Events in boxing where more than 13,000 fans fill one half of a soccer stadium are moments one should savor.
Not last Thursday.
The boxing card held in San Jose, Costa Rica should have been a night for boxing comparable to graduation night. It should have been a moment of celebration, instead it was an evening filled with disappointment and disillusionment for professional prizefighting.
Costa Rica’s heroine Hanna Gabriel belted out Melisenda Perez after seven rounds of a back and forth struggle to end the night and retain her WBO junior middleweight title. But a terrible bitter taste from two prior fights probably sent a message to the fans that some things don’t add up correctly: like boxing judges' score cards.
A fight for the vacant IBF junior featherweight title between Puerto Rico’s Ada Velez who lives in Florida and Nevada’s Melinda Cooper left many fans in the stadium puzzled.
Velez was given the title belt by split decision after 10 rounds with Cooper. Though she fought valiantly and with skill the Puerto Rican boxer did not win the fight in the ring. She was never the aggressor and despite some taps to Cooper’s stomach in the first three rounds, and a solid punch or two in the fight, she did not win six rounds in the end.
Velez vs. Cooper
Cooper was introduced to the crowd with the song “Born In The USA” playing and the crowd booed her entrance. It was a long walk of about 100 yards and every step of the way the boos cascaded.
Velez was then introduced, and though the crowd support wasn’t great, she wasn’t from the hated U.S.A. and had some applause. It was a precursor of what to expect from the judges in the fight.
In the first round Velez shot some jabs to Cooper’s body but the best punches were lead rights by Cooper to the head and body. Her quickness was obvious as she beat Velez to the punch.
Both fighters got closer in the second round with Velez landing a good left. During an exchange Cooper landed more than she absorbed. Though both fired, Cooper slipped more than Velez.
A check hook by Cooper landed in the third round but Velez countered with a right hook and clinched. Some right uppercuts and right hooks landed for the Puerto Rican southpaw and gave her the round.

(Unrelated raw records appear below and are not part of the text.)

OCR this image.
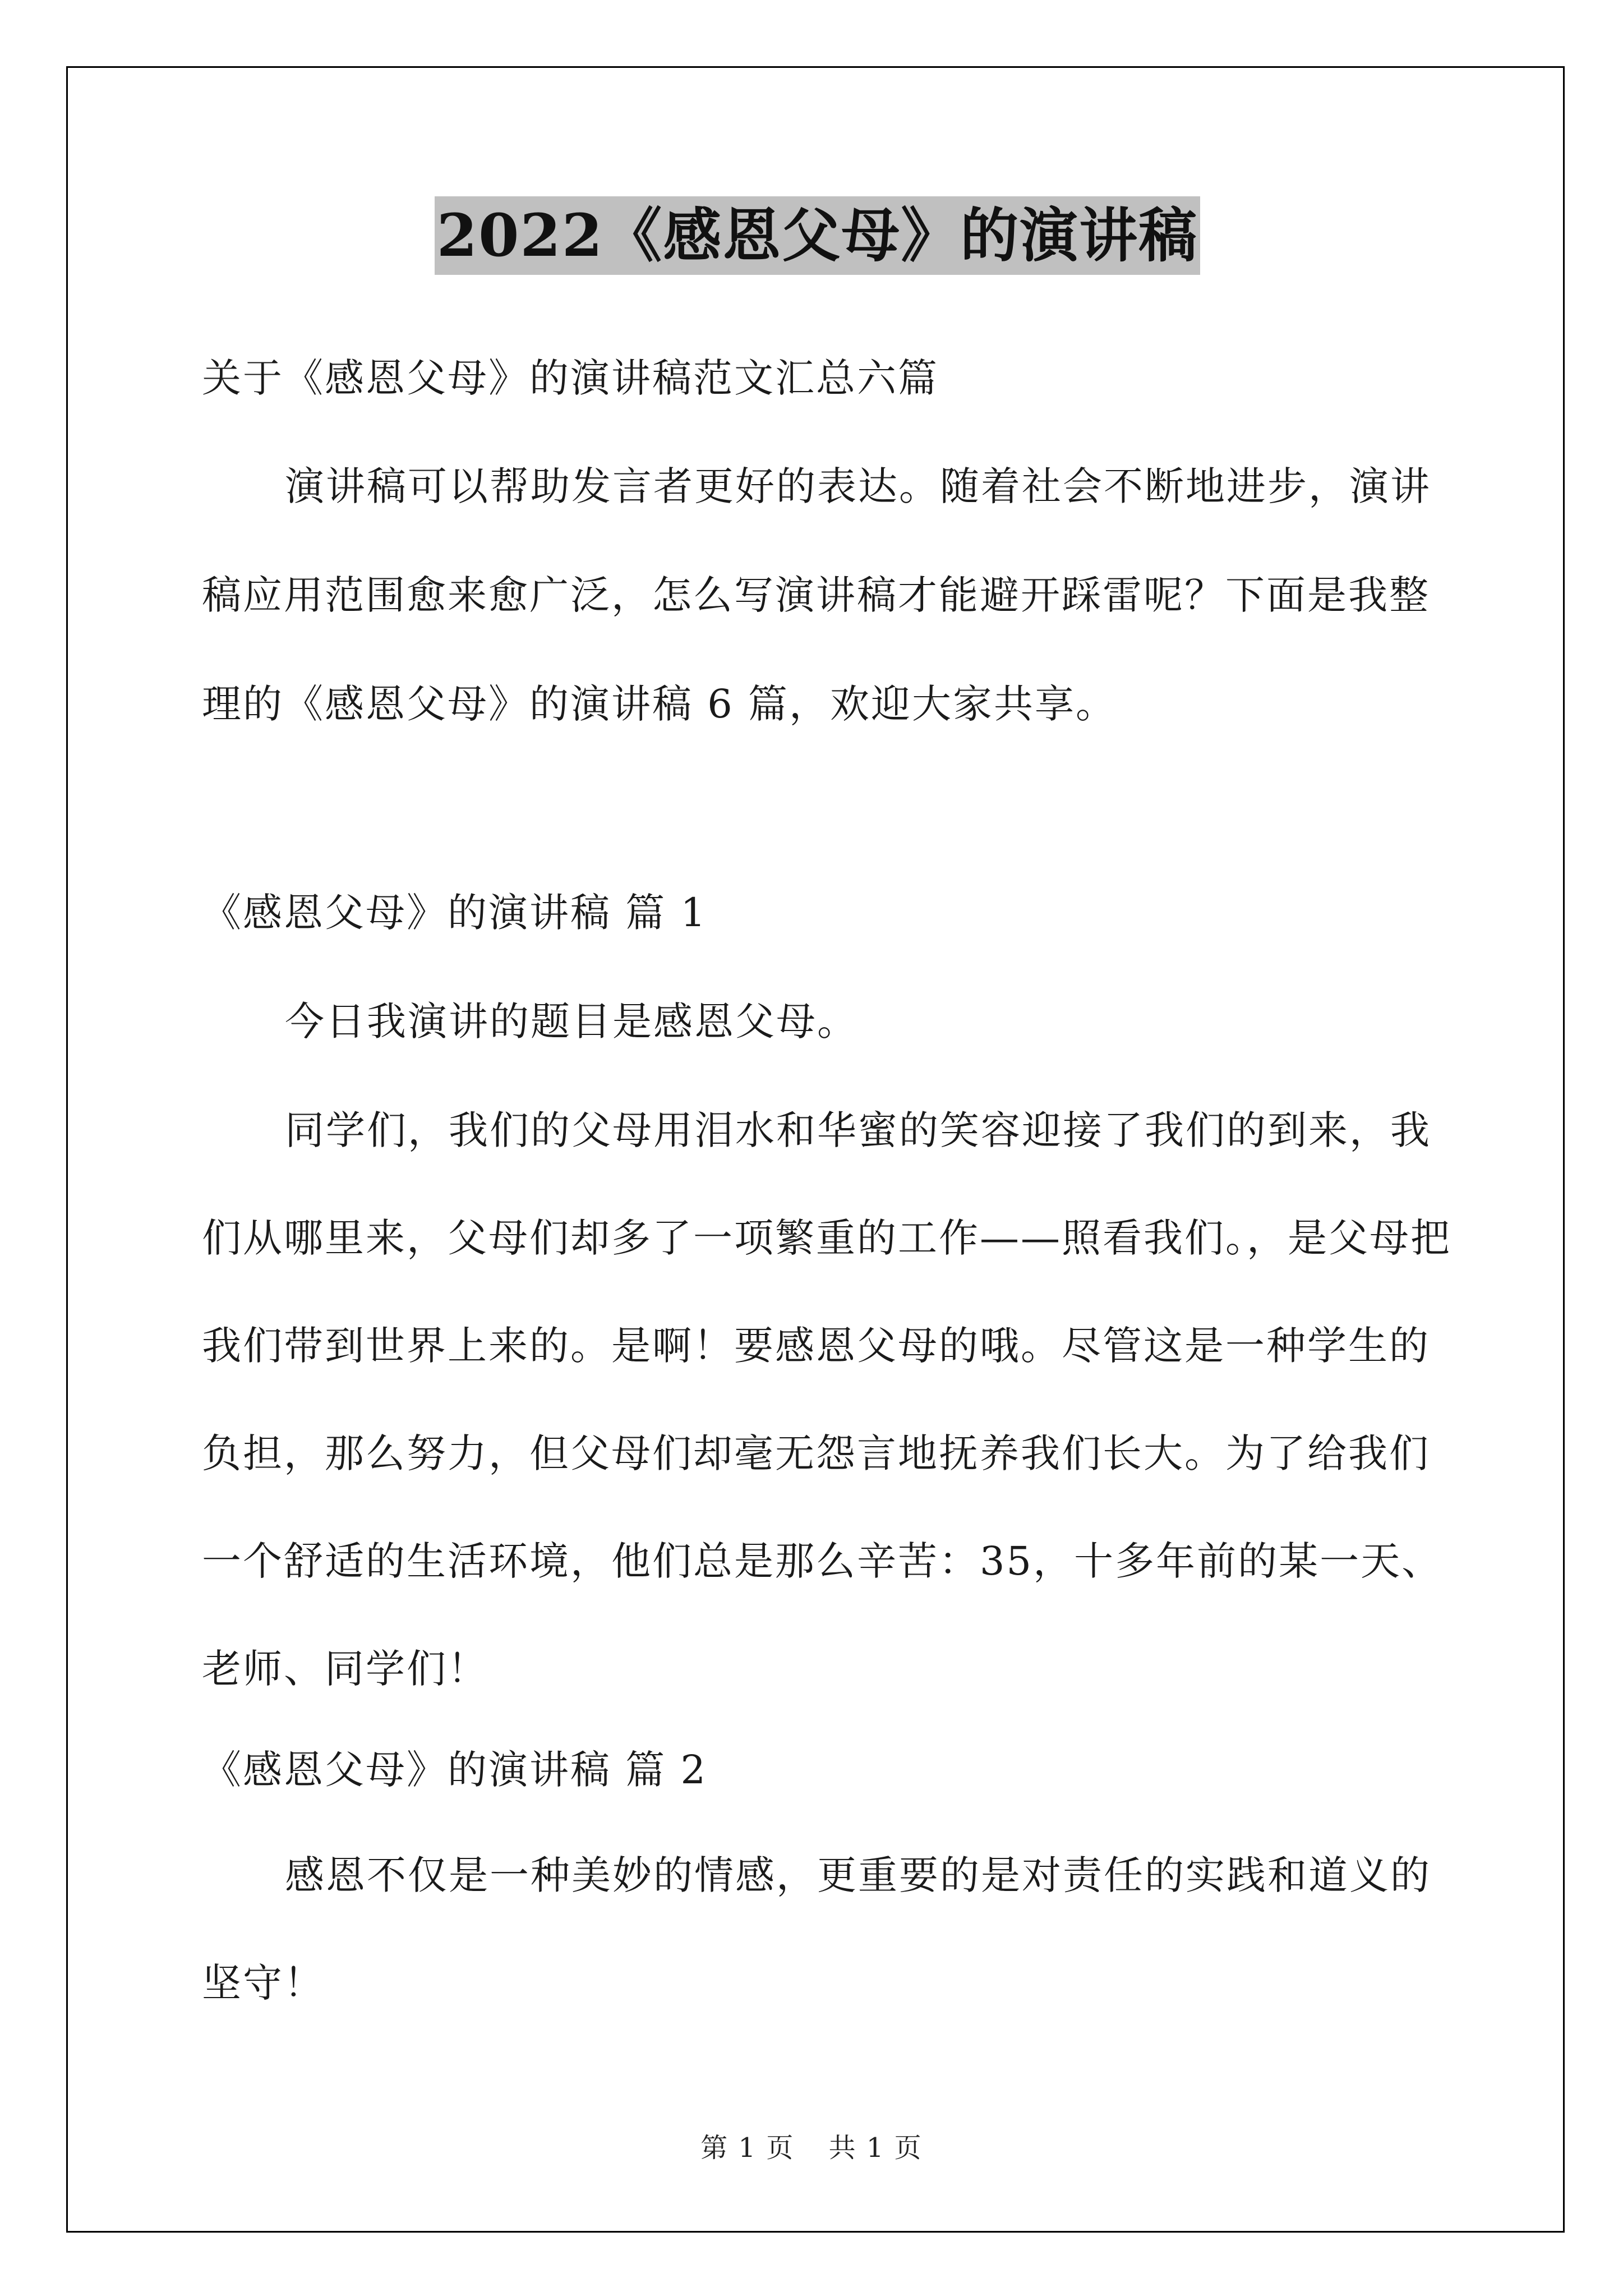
2022《感恩父母》的演讲稿

关于《感恩父母》的演讲稿范文汇总六篇

演讲稿可以帮助发言者更好的表达。随着社会不断地进步，演讲

稿应用范围愈来愈广泛，怎么写演讲稿才能避开踩雷呢？下面是我整

理的《感恩父母》的演讲稿 6 篇，欢迎大家共享。

《感恩父母》的演讲稿 篇 1

今日我演讲的题目是感恩父母。

同学们，我们的父母用泪水和华蜜的笑容迎接了我们的到来，我

们从哪里来，父母们却多了一项繁重的工作——照看我们。，是父母把

我们带到世界上来的。是啊！要感恩父母的哦。尽管这是一种学生的

负担，那么努力，但父母们却毫无怨言地抚养我们长大。为了给我们

一个舒适的生活环境，他们总是那么辛苦：35，十多年前的某一天、

老师、同学们！

《感恩父母》的演讲稿 篇 2

感恩不仅是一种美妙的情感，更重要的是对责任的实践和道义的

坚守！

第 1 页 共 1 页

Cooper opened up the fourth round with a solid one-two combination. All through the fight Cooper was the aggressor as Velez seldom fired the first punch. Cooper pinned Velez in a neutral corner and fired a volley that snapped Velez’s head back and wobbled her toward the end of the round.
Velez tried to rally in the fifth round and landed a few counter lefts. Cooper fired back and both exchanged. The Nevada fighter’s punches were much more solid and packed more power, probably because Velez was always moving away and never going forward.

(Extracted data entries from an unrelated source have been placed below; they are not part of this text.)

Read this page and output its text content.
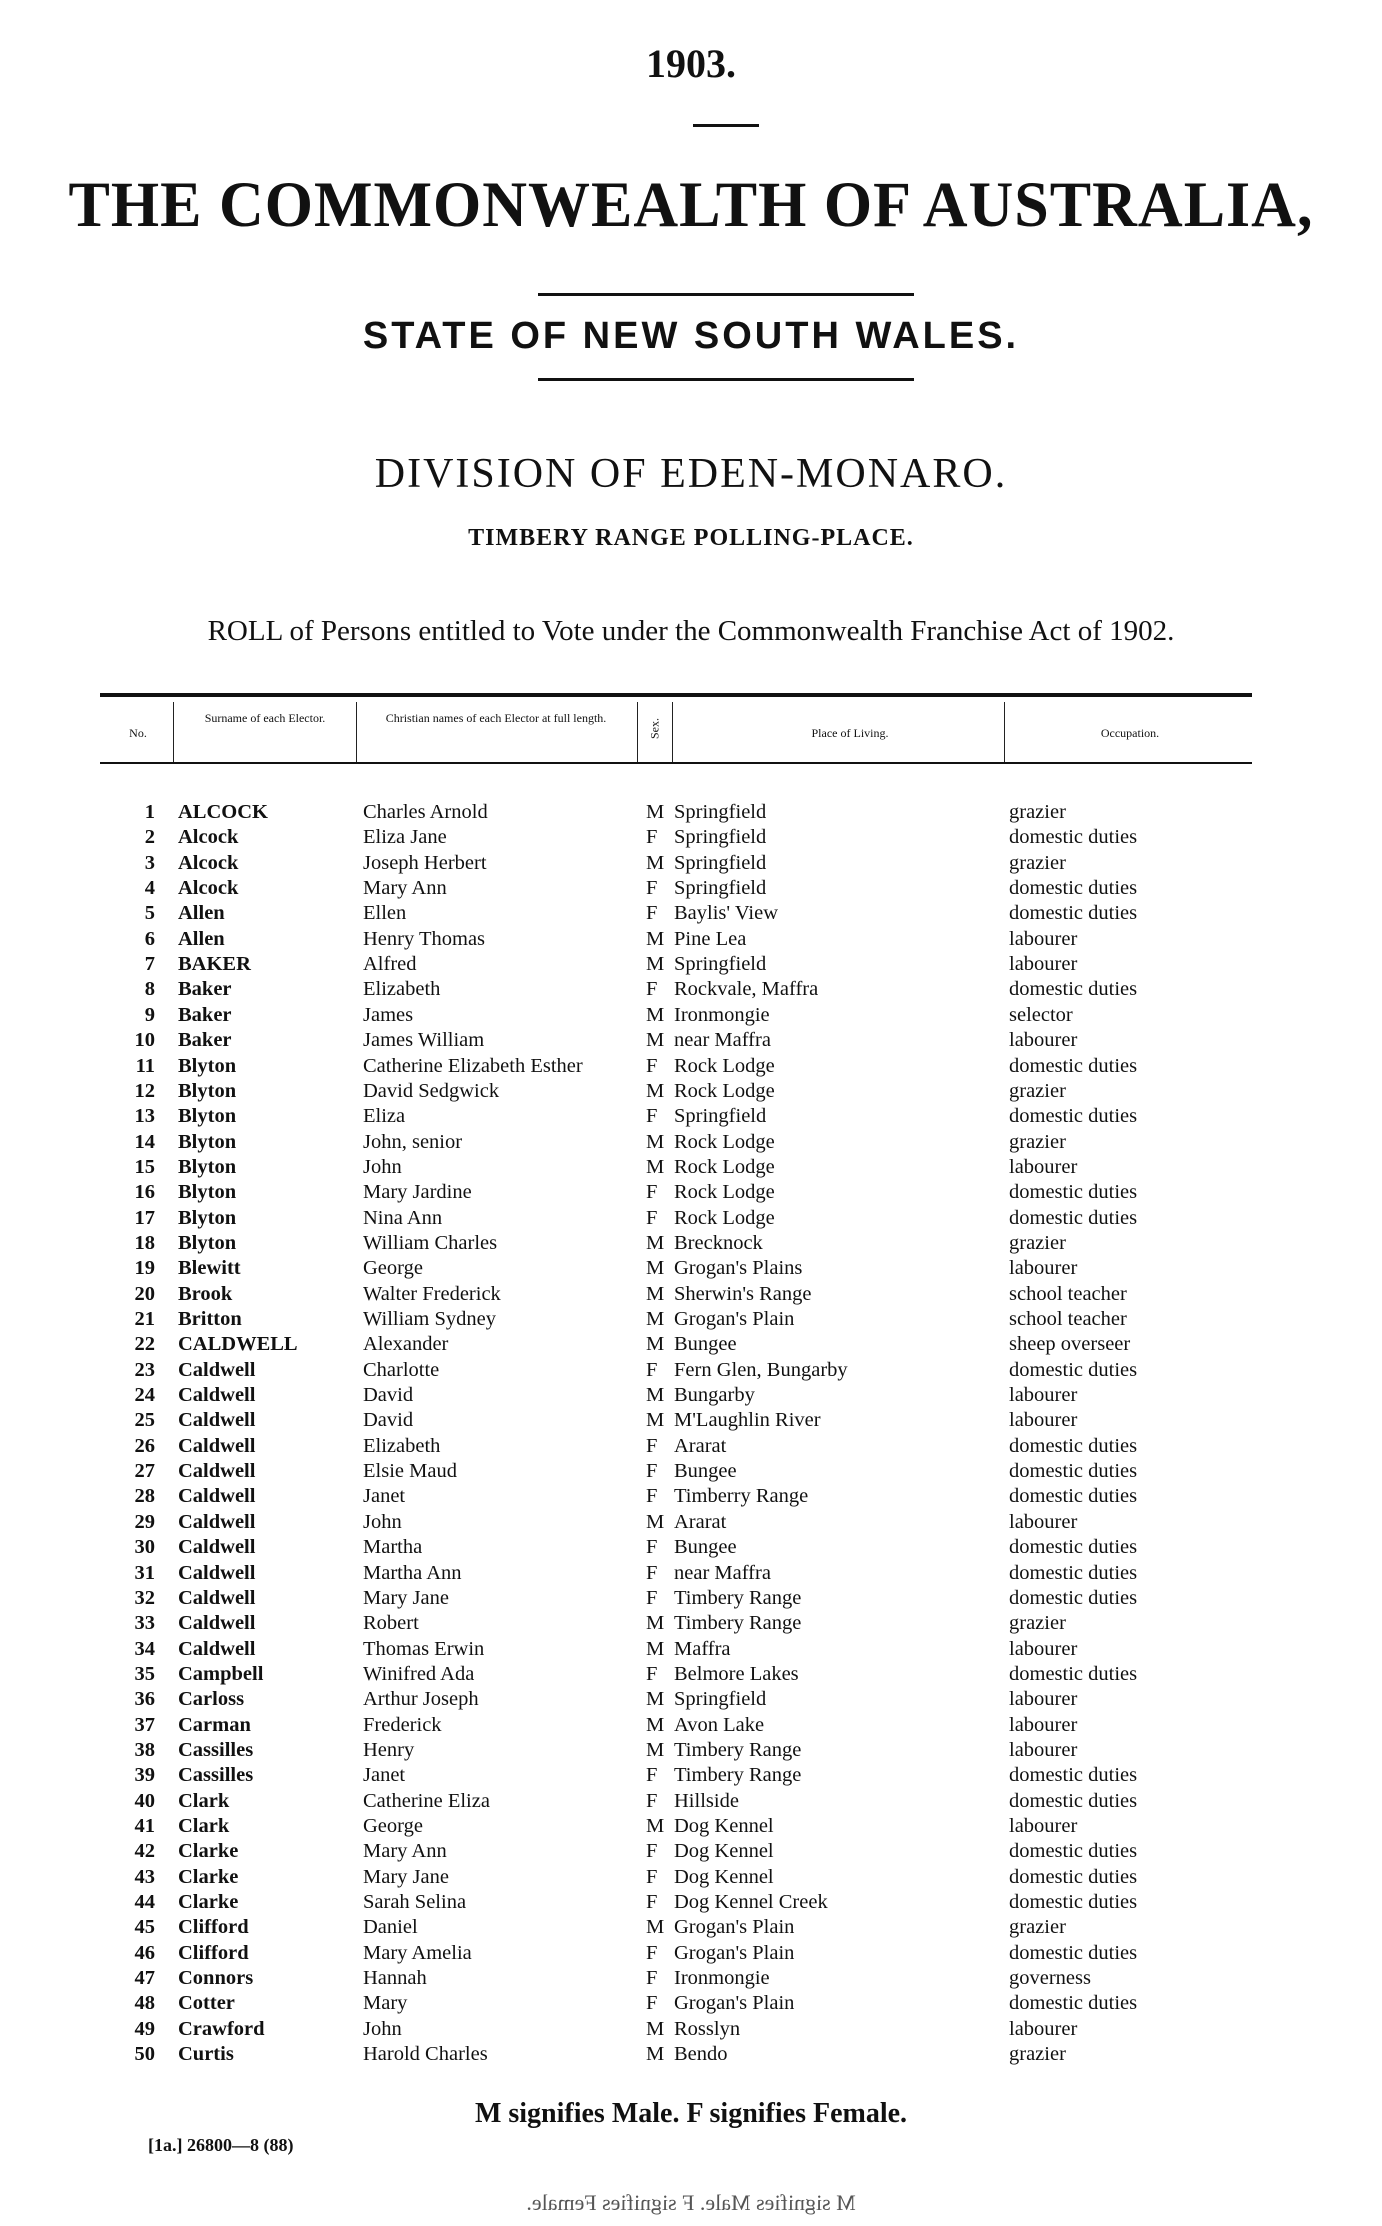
1903.
THE COMMONWEALTH OF AUSTRALIA,
STATE OF NEW SOUTH WALES.
DIVISION OF EDEN-MONARO.
TIMBERY RANGE POLLING-PLACE.
ROLL of Persons entitled to Vote under the Commonwealth Franchise Act of 1902.
No.
Surname of each Elector.	Christian names of each Elector at full length.	Sex.	Place of Living.	Occupation.
1 ALCOCK	Charles Arnold	M Springfield	grazier
2 Alcock	Eliza Jane	F Springfield	domestic duties
3 Alcock	Joseph Herbert	M Springfield	grazier
4 Alcock	Mary Ann	F Springfield	domestic duties
5 Allen	Ellen	F Baylis' View	domestic duties
6 Allen	Henry Thomas	M Pine Lea	labourer
7 BAKER	Alfred	M Springfield	labourer
8 Baker	Elizabeth	F Rockvale, Maffra	domestic duties
9 Baker	James	M Ironmongie	selector
10 Baker	James William	M near Maffra	labourer
11 Blyton	Catherine Elizabeth Esther	F Rock Lodge	domestic duties
12 Blyton	David Sedgwick	M Rock Lodge	grazier
13 Blyton	Eliza	F Springfield	domestic duties
14 Blyton	John, senior	M Rock Lodge	grazier
15 Blyton	John	M Rock Lodge	labourer
16 Blyton	Mary Jardine	F Rock Lodge	domestic duties
17 Blyton	Nina Ann	F Rock Lodge	domestic duties
18 Blyton	William Charles	M Brecknock	grazier
19 Blewitt	George	M Grogan's Plains	labourer
20 Brook	Walter Frederick	M Sherwin's Range	school teacher
21 Britton	William Sydney	M Grogan's Plain	school teacher
22 CALDWELL	Alexander	M Bungee	sheep overseer
23 Caldwell	Charlotte	F Fern Glen, Bungarby	domestic duties
24 Caldwell	David	M Bungarby	labourer
25 Caldwell	David	M M'Laughlin River	labourer
26 Caldwell	Elizabeth	F Ararat	domestic duties
27 Caldwell	Elsie Maud	F Bungee	domestic duties
28 Caldwell	Janet	F Timberry Range	domestic duties
29 Caldwell	John	M Ararat	labourer
30 Caldwell	Martha	F Bungee	domestic duties
31 Caldwell	Martha Ann	F near Maffra	domestic duties
32 Caldwell	Mary Jane	F Timbery Range	domestic duties
33 Caldwell	Robert	M Timbery Range	grazier
34 Caldwell	Thomas Erwin	M Maffra	labourer
35 Campbell	Winifred Ada	F Belmore Lakes	domestic duties
36 Carloss	Arthur Joseph	M Springfield	labourer
37 Carman	Frederick	M Avon Lake	labourer
38 Cassilles	Henry	M Timbery Range	labourer
39 Cassilles	Janet	F Timbery Range	domestic duties
40 Clark	Catherine Eliza	F Hillside	domestic duties
41 Clark	George	M Dog Kennel	labourer
42 Clarke	Mary Ann	F Dog Kennel	domestic duties
43 Clarke	Mary Jane	F Dog Kennel	domestic duties
44 Clarke	Sarah Selina	F Dog Kennel Creek	domestic duties
45 Clifford	Daniel	M Grogan's Plain	grazier
46 Clifford	Mary Amelia	F Grogan's Plain	domestic duties
47 Connors	Hannah	F Ironmongie	governess
48 Cotter	Mary	F Grogan's Plain	domestic duties
49 Crawford	John	M Rosslyn	labourer
50 Curtis	Harold Charles	M Bendo	grazier
M signifies Male. F signifies Female.
[1a.] 26800—8 (88)
M signifies Male. F signifies Female.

Cooper won the sixth round as Velez refused to initiate any punches. When punches were thrown it was Cooper’s that connected.
Velez connected on some counters in the beginning of the seventh round, but Cooper unloaded a four-punch combination and followed that with a three punch combination. A video replay of the barrage was shown on the big screen showing Cooper connecting and Velez wincing from the impact.
In the eighth round Cooper fired a one-two combination and then both exchanged several times. Cooper’s punches were coming in with speed and Velez took them and countered with a right hook on the button. Cooper retaliated with two counters then opened up with a three-punch combination.
The last two rounds saw both fighters feinting and circling each other. It seemed Cooper felt she was winning the fight easily and Velez felt she couldn’t afford to be knocked down. Few punches were thrown but those that were fired mostly came from Cooper. Velez countered but did not land anything flush.
When the announcer read the score cards he read them backwards so it was confusing for a moment. The American judge scored it 96-94 for Cooper but the Puerto Rican and Costa Rican judges scored it 96-94 for Velez.
Many in the crowd were puzzled when they saw Velez’s arm raised in victory.
It was a shocking development but even more so was the fight prior where Florida’s Stacey Reile was given the decision over Dominican Republic’s Dahiana Santana for the vacant IBF featherweight title.
Reile is a very tough girl with guts to spare, but her technique is poor and she has the worst jab in the business. It’s not really a jab. She puts it up high then comes down with it as if she was tagging someone. None of her punches are straight, they all kind of look like girls punching in a cat fight. I hate to say it but she landed few punches cleanly.
Santana boxed and fired straight punches and connected often. Nothing was fired hard but she probably out-connected Reile five to one after 10 rounds. She tired in the middle rounds and that enabled Reile to win a few rounds just with activity. But just barely. It looked like the judges would easily find Santana the winner but the Floridian’s arms were raised causing the first shock of the evening. Many of the fans in the stands were watching their first boxing card and must have been puzzled by the announcement.
In the end the two Florida fighters were given the wins, the titles and undeserving recognition.
Most fights I attend I score the fights round by round. I assess each fight with no preconceived notion. Whether I know the fighter or not my scores are based in blows landed, the power of those punches and who’s going forward and who’s going backward. But to make sure I ask bystanders their opinion.
Of the half dozen people I asked no one thought Velez beat Cooper or that Reile beat Santana. For the 13,000 fans in the stadium I’m sure a majority walked out wondering about those decisions too.